5.The financial firm should ensure that internal reporting systems are capable of monitoring material climate-related financial risks and producing relevant, accurate and timely information to inform effective board and senior management decision-making. Such information should be reported to the board, senior management and relevant stakeholders, where required to do so. The financial firm should address identified information and data gaps.
 
5.1The board and senior management should ensure that the financial firm has systems and resources in place to collect, analyse and aggregate climate-related financial risk data. Senior management should incorporate climate-related financial risk information in internal reporting, monitoring, and escalation processes, where relevant. This will facilitate timely and sound decision-making across the firm.
 
5.2The financial firm should establish procedures to provide the board and senior management with relevant information on its material climate-related financial risk exposures, including monitoring and mitigation actions. The extent, form and frequency of internal reporting should be based on the nature and scale of the risks to which the financial firm is exposed.
 
5.3Financial firms should develop metrics to monitor and report climate-related financial risks appropriate to their size, complexity, risk profile and activities.
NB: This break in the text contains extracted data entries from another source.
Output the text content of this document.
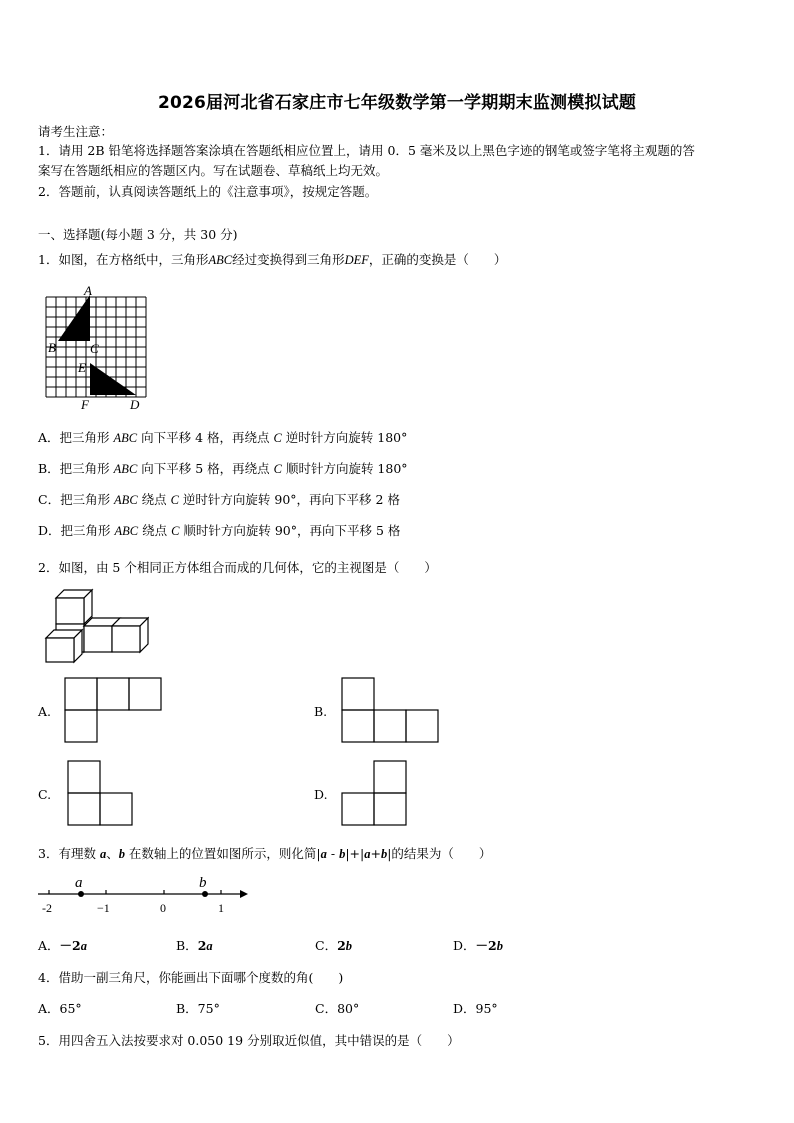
2026届河北省石家庄市七年级数学第一学期期末监测模拟试题
请考生注意：
1．请用 2B 铅笔将选择题答案涂填在答题纸相应位置上，请用 0．5 毫米及以上黑色字迹的钢笔或签字笔将主观题的答
案写在答题纸相应的答题区内。写在试题卷、草稿纸上均无效。
2．答题前，认真阅读答题纸上的《注意事项》，按规定答题。
一、选择题(每小题 3 分，共 30 分)
1．如图，在方格纸中，三角形ABC经过变换得到三角形DEF，正确的变换是（　　）
A
B	C
E
F	D
A．把三角形 ABC 向下平移 4 格，再绕点 C 逆时针方向旋转 180°
B．把三角形 ABC 向下平移 5 格，再绕点 C 顺时针方向旋转 180°
C．把三角形 ABC 绕点 C 逆时针方向旋转 90°，再向下平移 2 格
D．把三角形 ABC 绕点 C 顺时针方向旋转 90°，再向下平移 5 格
2．如图，由 5 个相同正方体组合而成的几何体，它的主视图是（　　）
A.	B.
C.	D.
3．有理数 a、b 在数轴上的位置如图所示，则化简|a - b|+|a+b|的结果为（　　）
a	b
-2	−1	0	1
A．－2a	B．2a	C．2b	D．－2b
4．借助一副三角尺，你能画出下面哪个度数的角(　　)
A．65°	B．75°	C．80°	D．95°
5．用四舍五入法按要求对 0.050 19 分别取近似值，其中错误的是（　　）
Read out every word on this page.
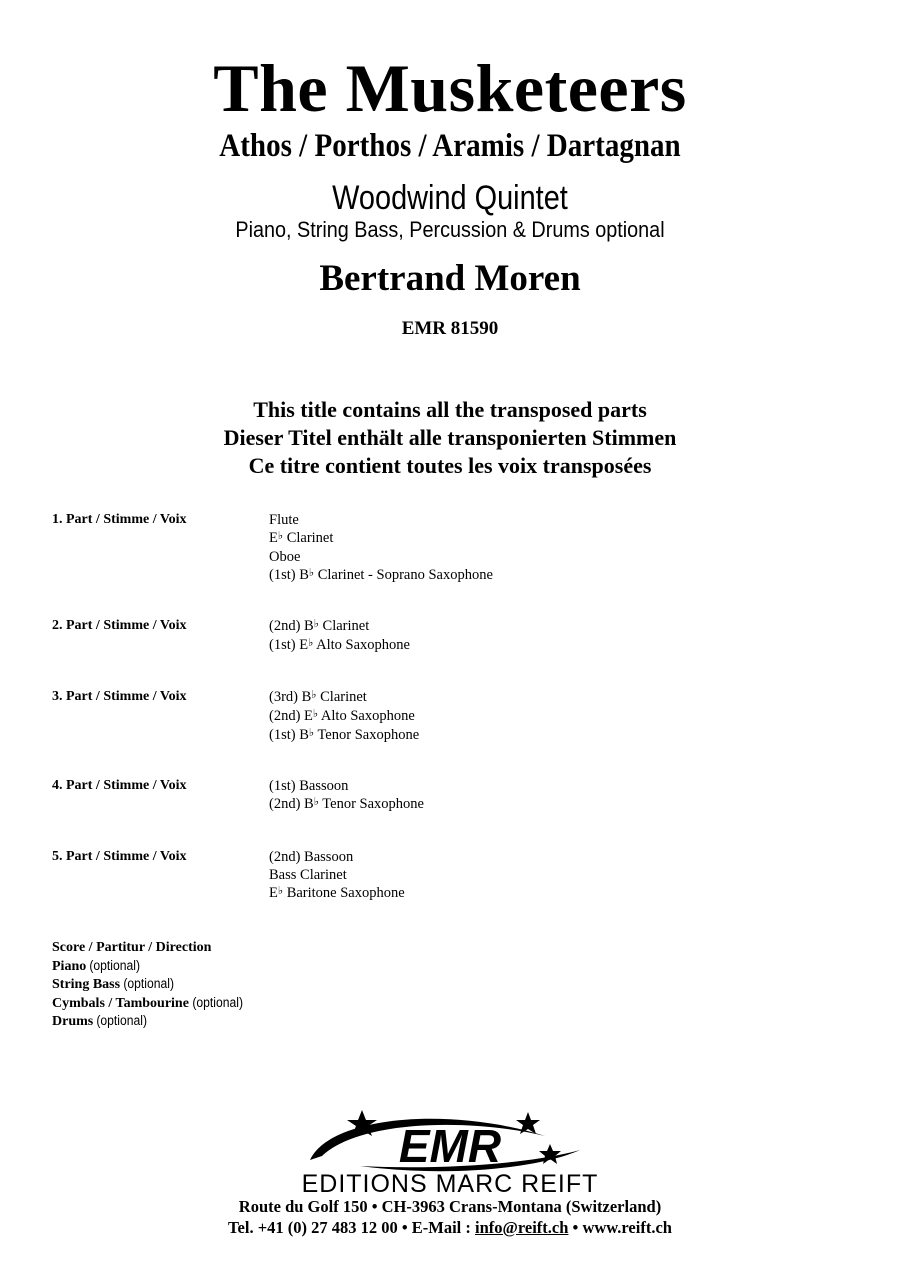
The Musketeers
Athos / Porthos / Aramis / Dartagnan
Woodwind Quintet
Piano, String Bass, Percussion & Drums optional
Bertrand Moren
EMR 81590
This title contains all the transposed parts
Dieser Titel enthält alle transponierten Stimmen
Ce titre contient toutes les voix transposées
1. Part / Stimme / Voix	Flute
E♭ Clarinet
Oboe
(1st) B♭ Clarinet - Soprano Saxophone
2. Part / Stimme / Voix	(2nd) B♭ Clarinet
(1st) E♭ Alto Saxophone
3. Part / Stimme / Voix	(3rd) B♭ Clarinet
(2nd) E♭ Alto Saxophone
(1st) B♭ Tenor Saxophone
4. Part / Stimme / Voix	(1st) Bassoon
(2nd) B♭ Tenor Saxophone
5. Part / Stimme / Voix	(2nd) Bassoon
Bass Clarinet
E♭ Baritone Saxophone
Score / Partitur / Direction
Piano (optional)
String Bass (optional)
Cymbals / Tambourine (optional)
Drums (optional)
EMR
EDITIONS MARC REIFT
Route du Golf 150 • CH-3963 Crans-Montana (Switzerland)
Tel. +41 (0) 27 483 12 00 • E-Mail : info@reift.ch • www.reift.ch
Like all risks, climate-related financial risks should be closely monitored; the higher the impact, the higher the review frequency.
 
5.4Financial firms should ensure that risk monitoring captures the potential impact of climate-related risk drivers on the financial firm’s third-party arrangements and business continuity planning.
 
5.5Given the evolving nature of climate-related financial risks, financial firms should monitor developments and seek to understand and, where possible, manage the impact of climate-related financial risk drivers on other material risks where additional transmission channels are identified. This should feed into the risk identification, assessment, measurement, mitigation and monitoring processes of these material risks.
 
5.6Where appropriate, financial firms should consider building capabilities to address any information and data gaps. For example, data collection processes may need to be enhanced, such as strengthening the engagement with clients to develop a better understanding of the impact of climate-related financial risks on clients’ businesses, obtaining more climate-related or environmental information from clients, and using appropriate data proxies where necessary.
 
5.7Financial firms should develop an adequate data governance framework that covers the nature and level of the risks to which they are or might be exposed and which allows them to use sufficiently forward-looking and granular climate-related risk information in their risk management and governance strategy.